Courage to Learn: Health Care

January 11, 2021 Anti-Monopoly Policies & EnforcementCourage to LearnHealthcare

The 2010 Affordable Care Act made health care integration and consolidation an explicit goal. By the end of the Obama administration, however, at least one of the framers of the ACA realized that “having every provider in health care ‘owned’ by a single organization is more likely to be a barrier to better care.” Despite this realization, it was too late—hospitals, provider groups, insurers, pharmaceutical manufacturers, group purchasing organizations, retail pharmacies, and pharmacy benefit managers (PBMs) all continued to consolidate.

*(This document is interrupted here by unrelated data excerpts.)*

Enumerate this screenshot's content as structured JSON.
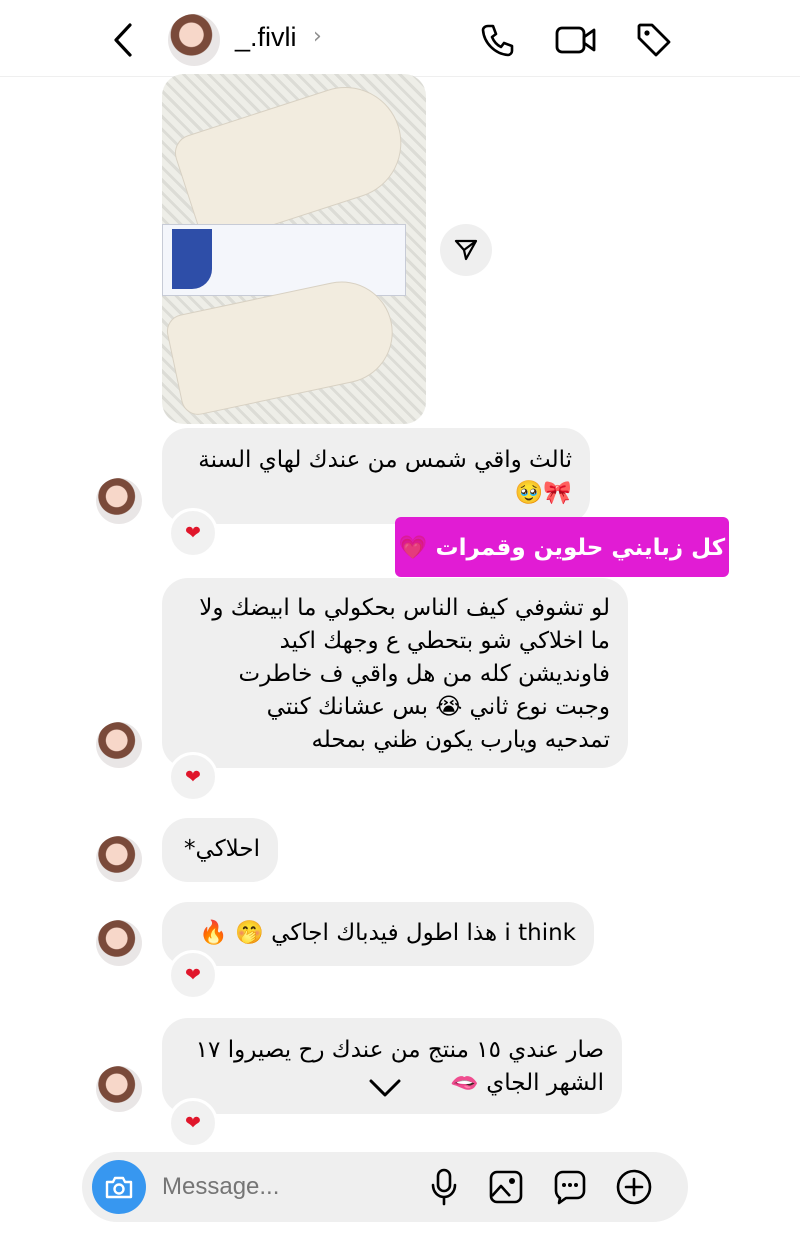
{
  "header": {
    "username": "_.fivli",
    "chevron": "›"
  },
  "icons": {
    "back": "chevron-left-icon",
    "call": "phone-icon",
    "video": "video-camera-icon",
    "tag": "tag-icon",
    "share": "send-icon",
    "camera": "camera-icon",
    "mic": "microphone-icon",
    "gallery": "image-icon",
    "sticker": "sticker-icon",
    "add": "plus-icon"
  },
  "messages": [
    {
      "lines": [
        "ثالث واقي شمس من عندك لهاي السنة",
        "🎀🥹"
      ],
      "reaction": "❤"
    },
    {
      "lines": [
        "لو تشوفي كيف الناس بحكولي ما ابيضك ولا",
        "ما اخلاكي شو بتحطي ع وجهك اكيد",
        "فاونديشن كله من هل واقي ف خاطرت",
        "وجبت نوع ثاني 😭 بس عشانك كنتي",
        "تمدحيه ويارب يكون ظني بمحله"
      ],
      "reaction": "❤"
    },
    {
      "lines": [
        "احلاكي*"
      ],
      "reaction": ""
    },
    {
      "lines": [
        "i think هذا اطول فيدباك اجاكي 🤭 🔥"
      ],
      "reaction": "❤"
    },
    {
      "lines": [
        "صار عندي ١٥ منتج من عندك رح يصيروا ١٧",
        "الشهر الجاي 🫦"
      ],
      "reaction": "❤"
    }
  ],
  "note": "كل زبايني حلوين وقمرات 💗",
  "composer": {
    "placeholder": "Message..."
  },
  "colors": {
    "accent": "#3797f0",
    "note_bg": "#e11cd4",
    "bubble_bg": "#efefef",
    "heart": "#e0162b"
  }
}
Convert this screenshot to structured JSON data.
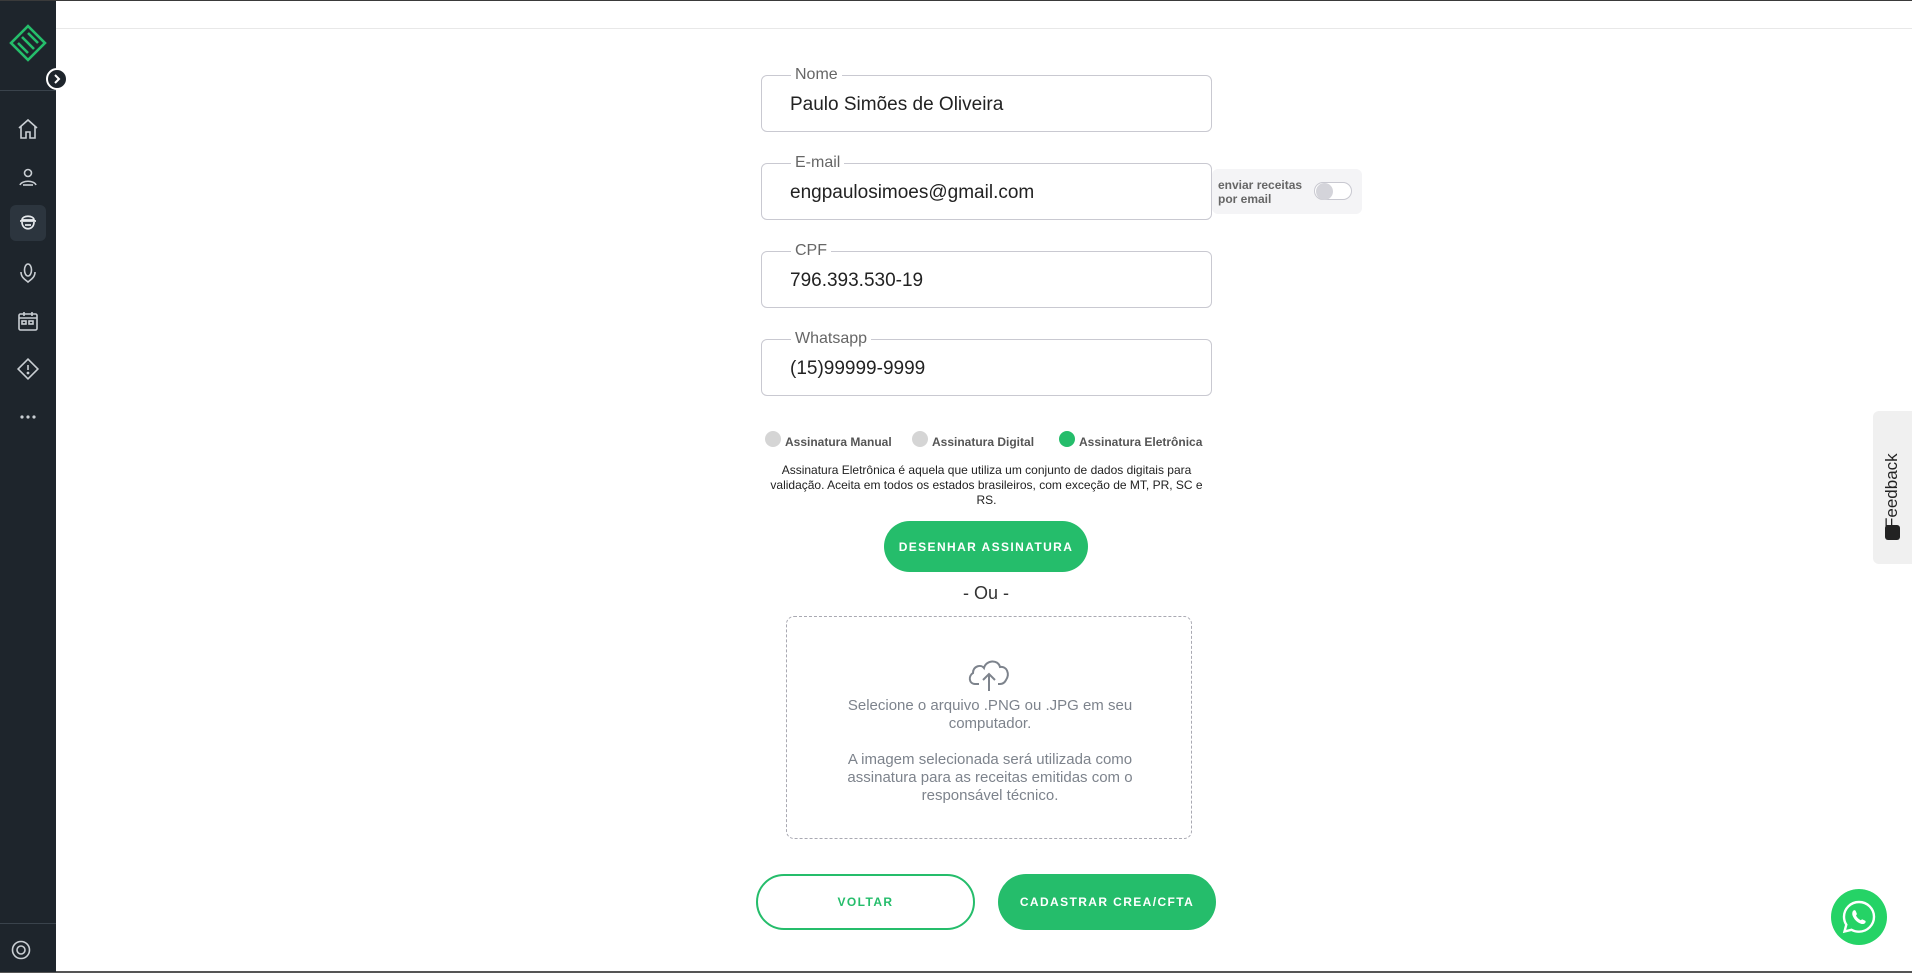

As a result of this consolidation, health care spending is rising faster than U.S. GDP, while the rate of growth in health care worker wages remains far below that of CEO compensation. The pharmaceutical industry is calcified; much of the existing innovation happens at smaller firms before the technology is acquired by one of the largest. Through it all, patients face higher bills, less access to care, and an industry that has abandoned a patient-centered approach in pursuit of ever-higher shareholder returns.

Key Facts

  • By 2017, a Politico analysis estimated that two-thirds of all U.S. hospitals were part of a chain.
  • From 2005-2015, CEO compensation at major, nonprofit hospitals rose by 93 percent, compared to only 8 percent for the average health care worker wage.
  • From 2010 to 2015, Sanofi, Novo Nordisk, and Eli Lilly raised their insulin prices by 168 percent, 169 percent, and 325 percent, respectively; the three are essentially the only manufacturers of insulin in the U.S.
  • By 2017, just four group purchasing organizations controlled 90 percent of all U.S. generic drug purchases from manufacturers.
  • Retail pharmacy prices on a basket of generic drugs are up to nine times higher than the same basket of drugs at an independent pharmacy. 

Recommended Policies

  • Break up health care monopolies in the concentrated hospital, insurer, drug, and pharmacy markets.
  • Protect community and independent medical practices from having to consolidate or close by offering additional COVID-19 relief measures and other funding.
  • Pass legislation requiring that metropolitan hospitals with monopoly control over a region cap their prices at Medicare rates.
  • Allow Medicare to negotiate for lower drug prices.
  • Implement pharmaceutical patent reform. End pay-for-delay arrangements and allow manufacturers a single patent period, known as a “one-and-done” policy.
  • Foster competition in generic medications markets by encouraging federal and state intervention in the procurement process and by setting price caps for drugs like insulin.
  • Repeal the federal anti-kickback safe harbor rule that protects group purchasing organizations (GPOs) and pharmacy benefit managers (PBMs) from litigation around the hefty rebates they receive; these entities should be forced to negotiate on behalf of hospitals and patients, respectively, not their own profits.
  • Prohibit private equity ownership of hospitals and medical practices, as such ownership prioritizes short-term profits at the expense of patient well-being.